Why on earth would he do this? Intellectual honesty might be a reason. Fehrnstrom, the aide who introduced the Etch A Sketch analogy into the campaign, was manifestly not wiping away Romney's past. He was accepting that it was indelible. Romney had a nearly similar provision in his Massachusetts health care law which he had repeatedly called a tax. If Romney were to call Obama's penalty a tax, he would have to own up to his own measure being defined that way.

There was a serious problem with this position though. Every other major Republican was arguing that Roberts had merely stated the obvious, that Obama's individual mandate was a tax. Romney was off message.

On July 4, the candidate tried to fix this problem. In an interview with CBS's Jan Crawford, Romney contradicted Fehrnstrom and said he agreed with John Roberts. "They concluded it was a tax. That's what it is. And the American people know that President Obama has broken the pledge he made. He said he wouldn't raise taxes on middle-income Americans ... It's now clear that his mandate, as described by the Supreme Court, is a tax."
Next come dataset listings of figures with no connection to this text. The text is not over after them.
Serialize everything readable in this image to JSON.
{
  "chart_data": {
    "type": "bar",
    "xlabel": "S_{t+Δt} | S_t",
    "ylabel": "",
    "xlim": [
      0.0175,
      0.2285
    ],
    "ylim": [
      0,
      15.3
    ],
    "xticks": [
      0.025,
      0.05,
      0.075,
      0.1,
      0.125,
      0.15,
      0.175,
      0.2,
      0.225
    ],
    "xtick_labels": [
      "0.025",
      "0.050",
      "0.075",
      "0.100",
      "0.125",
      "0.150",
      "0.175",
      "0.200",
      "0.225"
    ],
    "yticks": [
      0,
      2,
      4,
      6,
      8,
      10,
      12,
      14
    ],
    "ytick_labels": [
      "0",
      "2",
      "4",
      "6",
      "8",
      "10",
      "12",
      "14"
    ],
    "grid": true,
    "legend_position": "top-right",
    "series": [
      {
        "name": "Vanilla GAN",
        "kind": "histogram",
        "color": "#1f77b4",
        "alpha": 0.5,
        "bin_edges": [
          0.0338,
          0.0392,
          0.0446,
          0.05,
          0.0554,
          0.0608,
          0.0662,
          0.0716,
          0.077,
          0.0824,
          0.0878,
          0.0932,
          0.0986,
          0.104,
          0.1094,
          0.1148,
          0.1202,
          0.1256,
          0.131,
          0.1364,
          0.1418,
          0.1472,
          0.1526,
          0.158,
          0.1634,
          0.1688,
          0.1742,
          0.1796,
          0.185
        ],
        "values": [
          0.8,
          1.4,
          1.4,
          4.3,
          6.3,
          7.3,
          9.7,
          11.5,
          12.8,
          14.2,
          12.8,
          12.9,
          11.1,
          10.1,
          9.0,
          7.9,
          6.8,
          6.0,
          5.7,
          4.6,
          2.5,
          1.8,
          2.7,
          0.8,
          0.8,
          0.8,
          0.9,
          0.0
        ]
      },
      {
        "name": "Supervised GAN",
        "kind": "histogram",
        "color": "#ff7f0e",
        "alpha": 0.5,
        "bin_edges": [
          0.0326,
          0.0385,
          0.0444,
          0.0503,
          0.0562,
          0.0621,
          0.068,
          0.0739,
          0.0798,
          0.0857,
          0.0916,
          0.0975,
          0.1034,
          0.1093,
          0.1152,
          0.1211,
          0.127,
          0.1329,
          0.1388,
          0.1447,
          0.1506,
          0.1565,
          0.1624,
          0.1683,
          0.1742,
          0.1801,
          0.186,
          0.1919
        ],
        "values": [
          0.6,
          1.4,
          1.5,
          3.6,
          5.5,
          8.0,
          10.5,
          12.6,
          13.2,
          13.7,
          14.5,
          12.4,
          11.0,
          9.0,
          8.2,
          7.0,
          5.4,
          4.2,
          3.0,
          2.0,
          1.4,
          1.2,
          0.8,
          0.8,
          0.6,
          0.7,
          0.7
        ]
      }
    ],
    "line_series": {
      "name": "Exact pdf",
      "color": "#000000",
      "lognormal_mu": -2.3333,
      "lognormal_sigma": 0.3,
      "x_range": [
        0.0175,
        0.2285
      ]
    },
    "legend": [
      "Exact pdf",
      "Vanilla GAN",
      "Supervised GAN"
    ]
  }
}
Message unity restored. It was the politically wise thing for Romney to do. Better for him to take advantage of the unified GOP anti-tax message and endure charges he was contradicting his record in Massachusetts than maintain historical consistency about his Massachusetts record and be at odds with his entire party's critique of the president's signature legislative achievement.

Asked by Crawford if his position on the Affordable Care Act meant he was confirming that his similar Massachusetts law was also a tax, Romney said it meant no such thing. He pointed to John Roberts as proof. "The chief justice, in his opinion, made it very clear that at the state level, states have the power to put in place mandates. They don't need to require them to be called taxes in order for them to be constitutional. And--and as a result, Massachusetts' mandate was a mandate, was a penalty, was described that way by the legislature and by me. And so it stays as it was."

Romney is right. As governor he had the power that the president doesn't have to impose an individual mandate. That's why when the provision was challenged at the state level, the law was upheld rather easily. No judge had to go searching for a reason to support the individual mandate under taxing powers or anything else; it was upheld under the governor's broad "police powers."

But Romney is not correct to say that he described the provision as a penalty. Sometimes he did; sometimes he called it a fee and other times he referred to it as a tax. More to the point though, whether Romney had the authority to institute a mandate and the tax-based mechanism for enforcing it was not what Crawford was asking him. The question is how to characterize the animal that both he and Obama have relied on to bring about health care reform. That's not a question of authority but of truth in advertising. If two men hold a shotgun, one may do so by right of a hunting license and another may do so because he is a police officer. Their authorities are different, but when we seek to describe what they hold in their hands, we can all agree it is a shotgun.

What President Obama and Mitt Romney have supported are functionally equivalent, which means that whether Romney is going to label Obama's provision a tax or a grapefruit, the label should apply to his law as well.

If you've stuck with this winding trail long enough, you can see how difficult it will be for the Obama campaign to call Romney out on his new position. If they try, they risk a public debate about the president's unpopular law punctuated by repetition of the word "tax." When raising taxes is the central issue of debate, GOP strategists have long felt it's good for Republicans because they are the party that is known for fighting to keep taxes low. Still, the Obama campaign released video of Romney calling his provision a tax to undermine Romney's latest stance. Another round of this debate was on. When Obama cites John Roberts in defining Romney's penalty as a tax we will have come full circle.